Cooperstown is famous for the Baseball Hall of Fame, which I have visited a few times. I love the Hall of Fame, where you pay once, have your hand stamped, and you can actually re-enter the Hall of Fame as many times as you want for the day. If you are a baseball fanatic, Cooperstown and the Hall of Fame is the place to visit. I am humbled when I walk through the exhibits and see all the memorabilia and all those famous plaques of the men who played the game. Yes, I do have a few favorite players like Lou Gehrig, Sandy Koufax and Roberto Clemente.

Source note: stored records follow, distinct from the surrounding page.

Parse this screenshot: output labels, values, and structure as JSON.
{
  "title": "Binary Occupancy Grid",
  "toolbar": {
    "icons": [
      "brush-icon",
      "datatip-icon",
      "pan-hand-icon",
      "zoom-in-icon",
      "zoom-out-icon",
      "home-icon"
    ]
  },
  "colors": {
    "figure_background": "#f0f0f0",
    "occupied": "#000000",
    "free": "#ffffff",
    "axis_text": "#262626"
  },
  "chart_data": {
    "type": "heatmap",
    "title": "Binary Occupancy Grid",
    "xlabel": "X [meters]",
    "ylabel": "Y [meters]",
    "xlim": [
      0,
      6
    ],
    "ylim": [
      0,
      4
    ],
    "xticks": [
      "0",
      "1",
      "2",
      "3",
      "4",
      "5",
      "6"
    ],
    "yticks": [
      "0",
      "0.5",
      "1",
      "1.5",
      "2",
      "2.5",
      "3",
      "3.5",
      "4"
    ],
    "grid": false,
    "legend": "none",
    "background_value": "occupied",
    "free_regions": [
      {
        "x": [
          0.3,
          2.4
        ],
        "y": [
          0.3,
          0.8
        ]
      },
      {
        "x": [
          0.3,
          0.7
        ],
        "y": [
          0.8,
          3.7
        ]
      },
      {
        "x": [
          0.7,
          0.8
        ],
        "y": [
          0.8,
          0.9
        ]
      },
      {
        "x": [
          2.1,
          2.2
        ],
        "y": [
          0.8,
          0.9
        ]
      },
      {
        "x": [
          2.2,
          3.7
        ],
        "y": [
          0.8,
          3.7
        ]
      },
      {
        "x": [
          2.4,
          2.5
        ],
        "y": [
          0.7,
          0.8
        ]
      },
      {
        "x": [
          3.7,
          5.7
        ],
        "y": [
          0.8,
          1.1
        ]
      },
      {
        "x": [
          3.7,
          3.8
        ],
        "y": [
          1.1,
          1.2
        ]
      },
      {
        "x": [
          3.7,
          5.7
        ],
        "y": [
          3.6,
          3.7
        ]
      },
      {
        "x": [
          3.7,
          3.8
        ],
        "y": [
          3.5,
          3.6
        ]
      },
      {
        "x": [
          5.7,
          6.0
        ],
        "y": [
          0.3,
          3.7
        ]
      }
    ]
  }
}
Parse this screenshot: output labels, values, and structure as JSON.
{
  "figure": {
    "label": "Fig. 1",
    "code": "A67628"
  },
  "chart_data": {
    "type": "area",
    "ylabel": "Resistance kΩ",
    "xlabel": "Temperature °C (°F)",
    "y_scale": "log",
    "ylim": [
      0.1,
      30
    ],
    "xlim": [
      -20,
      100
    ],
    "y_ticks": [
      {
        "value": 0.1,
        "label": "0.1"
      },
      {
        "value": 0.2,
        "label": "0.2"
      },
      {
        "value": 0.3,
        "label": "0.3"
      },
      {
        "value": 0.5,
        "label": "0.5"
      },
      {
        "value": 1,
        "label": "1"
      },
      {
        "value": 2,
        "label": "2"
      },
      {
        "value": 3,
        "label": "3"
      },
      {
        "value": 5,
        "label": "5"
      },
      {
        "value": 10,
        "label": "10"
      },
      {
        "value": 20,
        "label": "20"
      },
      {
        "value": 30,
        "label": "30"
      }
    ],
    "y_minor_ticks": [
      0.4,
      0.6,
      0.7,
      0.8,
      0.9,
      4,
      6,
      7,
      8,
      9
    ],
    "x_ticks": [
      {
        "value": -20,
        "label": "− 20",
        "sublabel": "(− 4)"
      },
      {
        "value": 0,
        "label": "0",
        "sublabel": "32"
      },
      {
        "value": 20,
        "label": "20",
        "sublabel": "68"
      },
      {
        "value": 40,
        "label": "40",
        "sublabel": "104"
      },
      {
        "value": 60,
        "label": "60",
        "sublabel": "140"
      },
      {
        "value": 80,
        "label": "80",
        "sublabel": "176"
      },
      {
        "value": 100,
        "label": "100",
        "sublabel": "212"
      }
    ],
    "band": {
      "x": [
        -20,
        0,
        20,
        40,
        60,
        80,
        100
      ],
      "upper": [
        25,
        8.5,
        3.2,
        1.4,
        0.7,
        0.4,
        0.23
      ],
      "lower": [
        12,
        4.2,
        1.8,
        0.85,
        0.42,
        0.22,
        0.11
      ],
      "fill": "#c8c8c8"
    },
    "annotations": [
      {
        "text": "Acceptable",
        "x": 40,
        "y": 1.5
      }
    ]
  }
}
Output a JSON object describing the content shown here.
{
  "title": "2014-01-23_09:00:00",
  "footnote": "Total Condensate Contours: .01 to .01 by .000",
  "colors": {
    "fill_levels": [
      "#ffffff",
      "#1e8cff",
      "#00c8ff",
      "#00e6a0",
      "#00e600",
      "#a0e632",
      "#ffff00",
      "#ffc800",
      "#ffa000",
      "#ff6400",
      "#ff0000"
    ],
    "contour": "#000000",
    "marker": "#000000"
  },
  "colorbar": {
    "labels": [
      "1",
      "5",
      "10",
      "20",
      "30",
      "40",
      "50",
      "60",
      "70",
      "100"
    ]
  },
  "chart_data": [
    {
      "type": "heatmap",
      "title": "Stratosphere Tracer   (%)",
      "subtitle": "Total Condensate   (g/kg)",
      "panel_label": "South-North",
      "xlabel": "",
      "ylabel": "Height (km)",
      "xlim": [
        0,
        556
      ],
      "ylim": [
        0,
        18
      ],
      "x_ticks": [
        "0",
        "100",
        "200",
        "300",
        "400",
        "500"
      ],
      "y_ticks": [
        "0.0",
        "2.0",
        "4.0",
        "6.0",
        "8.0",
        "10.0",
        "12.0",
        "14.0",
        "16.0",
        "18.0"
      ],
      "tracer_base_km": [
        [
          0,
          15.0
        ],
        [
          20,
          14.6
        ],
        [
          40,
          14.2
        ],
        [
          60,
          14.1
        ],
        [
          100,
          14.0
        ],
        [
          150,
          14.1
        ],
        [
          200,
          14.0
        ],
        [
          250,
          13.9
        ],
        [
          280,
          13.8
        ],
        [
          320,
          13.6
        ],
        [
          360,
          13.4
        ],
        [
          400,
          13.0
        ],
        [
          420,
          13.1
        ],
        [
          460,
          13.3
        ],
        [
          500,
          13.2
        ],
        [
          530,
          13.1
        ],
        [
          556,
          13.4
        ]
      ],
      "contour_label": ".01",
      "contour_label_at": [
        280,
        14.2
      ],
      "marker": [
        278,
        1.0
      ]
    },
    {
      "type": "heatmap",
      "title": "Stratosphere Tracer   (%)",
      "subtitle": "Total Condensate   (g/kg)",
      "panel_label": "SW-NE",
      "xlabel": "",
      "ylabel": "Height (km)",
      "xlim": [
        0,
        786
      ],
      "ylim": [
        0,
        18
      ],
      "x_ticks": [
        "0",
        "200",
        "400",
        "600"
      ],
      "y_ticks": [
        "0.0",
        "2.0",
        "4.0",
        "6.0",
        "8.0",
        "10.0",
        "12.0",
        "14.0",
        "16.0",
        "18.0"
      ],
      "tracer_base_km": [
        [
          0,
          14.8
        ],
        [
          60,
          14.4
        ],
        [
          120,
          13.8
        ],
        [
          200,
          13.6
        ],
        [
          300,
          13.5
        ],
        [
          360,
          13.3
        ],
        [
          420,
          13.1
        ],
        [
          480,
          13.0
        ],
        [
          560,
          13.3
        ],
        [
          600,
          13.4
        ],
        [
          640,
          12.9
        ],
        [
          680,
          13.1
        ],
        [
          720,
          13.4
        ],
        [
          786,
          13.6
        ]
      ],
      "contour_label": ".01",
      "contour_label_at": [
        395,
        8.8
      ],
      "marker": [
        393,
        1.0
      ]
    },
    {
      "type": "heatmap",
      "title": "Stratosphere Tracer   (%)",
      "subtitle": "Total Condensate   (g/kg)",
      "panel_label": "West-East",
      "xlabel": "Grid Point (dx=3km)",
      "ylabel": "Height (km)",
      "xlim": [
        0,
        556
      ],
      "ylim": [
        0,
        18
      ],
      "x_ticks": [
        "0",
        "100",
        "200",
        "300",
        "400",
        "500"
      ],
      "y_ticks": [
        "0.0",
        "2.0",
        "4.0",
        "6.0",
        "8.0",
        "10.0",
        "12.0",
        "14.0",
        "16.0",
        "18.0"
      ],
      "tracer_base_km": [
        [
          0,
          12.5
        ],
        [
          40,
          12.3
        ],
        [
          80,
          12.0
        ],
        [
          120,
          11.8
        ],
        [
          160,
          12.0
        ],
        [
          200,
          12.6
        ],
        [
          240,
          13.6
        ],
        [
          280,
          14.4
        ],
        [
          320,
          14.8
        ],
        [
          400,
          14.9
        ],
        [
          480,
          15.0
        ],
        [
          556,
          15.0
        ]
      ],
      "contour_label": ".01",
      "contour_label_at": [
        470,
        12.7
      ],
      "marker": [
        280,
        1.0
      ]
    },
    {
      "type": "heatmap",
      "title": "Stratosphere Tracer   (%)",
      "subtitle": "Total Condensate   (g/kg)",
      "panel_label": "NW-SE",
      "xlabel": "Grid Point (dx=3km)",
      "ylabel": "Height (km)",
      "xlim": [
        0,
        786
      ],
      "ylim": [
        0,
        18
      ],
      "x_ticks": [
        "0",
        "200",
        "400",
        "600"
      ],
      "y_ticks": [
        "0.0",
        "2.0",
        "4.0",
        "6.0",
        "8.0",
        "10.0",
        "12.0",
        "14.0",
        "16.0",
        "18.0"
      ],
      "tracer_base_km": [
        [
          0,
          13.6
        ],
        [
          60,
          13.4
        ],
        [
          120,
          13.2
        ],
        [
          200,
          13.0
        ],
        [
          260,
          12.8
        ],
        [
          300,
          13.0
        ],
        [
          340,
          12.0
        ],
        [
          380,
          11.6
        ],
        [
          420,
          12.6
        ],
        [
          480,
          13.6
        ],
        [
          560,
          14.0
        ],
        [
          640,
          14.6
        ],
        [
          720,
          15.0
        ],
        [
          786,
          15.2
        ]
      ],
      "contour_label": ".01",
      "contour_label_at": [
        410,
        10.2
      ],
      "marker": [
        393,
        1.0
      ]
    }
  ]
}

To me the town of Cooperstown is magical. On the main street there are memorabilia shops, gift stores, and some delightful eateries. The homes in Cooperstown are mostly large Victorian ones with beautiful flower gardens. And of course there is the Otsego Resort and Hotel near the lake. It is a beautiful place to just walk around the ground or eat a meal there. It is a bit pricey but someday, I am going to throw caution to the wind and indulge myself by staying at the Otsego.

My last trip to Cooperstown, I included a visit to the Farmers Museum and the James Fenimore Cooper Museum. I could have passed on the Farmers Museum but not on the other museum. The James Fenimore Cooper Museum is another treasure in Cooperstown. The building overlooks the lake. The interior is beautiful with gorgeous old wood floors.  They were beautiful polished wood planks. The walls were painted different hues of blue, which seemed to show case the pictures that were on display. The Museum has a number of papers and items belonging to the author, James Fenimore Cooper. I was amazed at how small Cooper wrote but I was also impressed with the beauty of his cursive writing. The day I visited I found a special exhibit for Winslow Homer. The room itself was painted a nautical blue which only enhanced this exhibit of Homer’s works.


We bought lunch and shared it on the outside patio, which overlooked the lake. The patio was surrounded by lush foliage and gorgeous flowers. Everything seemed to be so healthy…the huge ferns everywhere were a deep green, along with the deep red geraniums, tall blue lavender, and large hydrangeas of various colors. Maybe it is because it was Cooperstown but everything seemed better, larger and richer.